Quelle
Das 1. Capitel. Von den Gesellschafften der Menschen überhaupt.
§. 1. Warumb der Mensch nicht in der Einsamkeit leben
darf.
Ein Mensch ist verbunden, dem andern mit seinem
Vermögen, seiner Arbeit, seiner Hülfe und seinem Exempel
vielfältig zu dienen. Da er nun dieser Verbindlichkeit kein Gnügen
thun kan, wenn er vor sich allein in der Einsamkeit lebet, ja auch
in der Einsamkeitt seinen eigenen Zustand nicht so vollkommen
machen kan, als wenn er unter andern Menschen lebet, den er doch
so vollkommen zu machen verbunden, als nur immer möglich ist: so
darf er nicht vor sich wie die Thiere von andern Menschen
abgesondert leben, vielmehr sind die Menschen verbunden, neben
einander und mit einander zu leben, damit einer des andern
Glükseeligkeit befödern kan, so viel an ihm ist. Thiere können vor
sich von andern abgesondert leben, weil sie nicht viel brauchen
und absonderlich eines von dem andern nicht viel lernen kan,
wodurch es vollkommener wüde. Jhr Leib ist aus den Gliedmassen
dergestalt zusammengesetzet, daß sie von den Umständen der Fälle,
in welche sie gerathen, zu denen ihnen nüzlichen Bewegungen
determiniret werden.
§. 2. Was die Gesellschaft ist.
Wenn Menschen mit einander
eines werden mit vereinigten Kräfften ihr bestes worinnen zu
befördern; so begeben sie sich mit einander in eine Gesellschaft.
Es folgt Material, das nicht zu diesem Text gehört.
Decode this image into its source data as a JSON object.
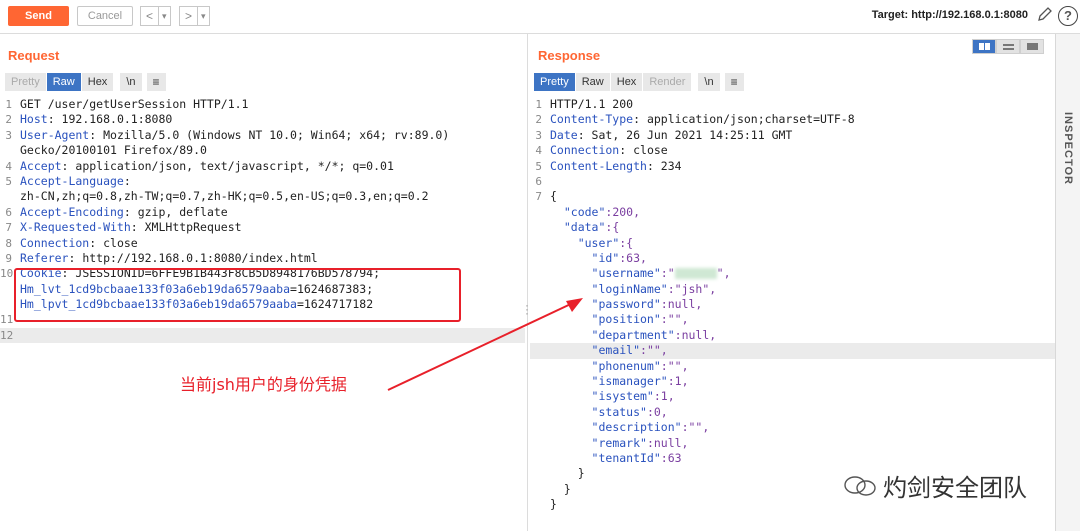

Und demnach ist die Gesellschaft nichts anders als ein Vertrag
einiger Personen mit vereinigten Kräften ihr Bestes worinnen zu
befördern.
§. 3. Worinnen die Wohlfahrt einer Gesellschaft
bestehet.
Den ungehinderten Fortgang in Beförderung des
gemeinen Bestens, das man durch vereinigte Kräffte zu erhalten
gedencket, nennet man die Wohlfahrt der Gesellschafft. Zu dieser
Bewegung hat man guten Grund. Denn die Wohlfahrt einer
Gesellschafft können wir nicht anders ansehen als das höchste Gut,
was eine dergleichen Gesellschaft erreichen kan. Da nun dieses in
einem ungehinderten Fortgange zu grösseren Vollkommenheiten
bestehet; so können wir auch die Wohlfahrt der Gesellschafft in
nichts anders suchen als in einem ungehinderten Fortgange in
Beförderung ihres gemeinen Besten.
§. 4. Absicht der Gesellschaft und wie sie unterschieden
werden.
Da wir nun diese Wohlfahrt durch die Gesellschafft zu
erhalten gedencken; so ist sie die Absicht der Gesellschafft und
die Gesellschafft ein Mittel die gemeine Wohlfahrt zu befördern.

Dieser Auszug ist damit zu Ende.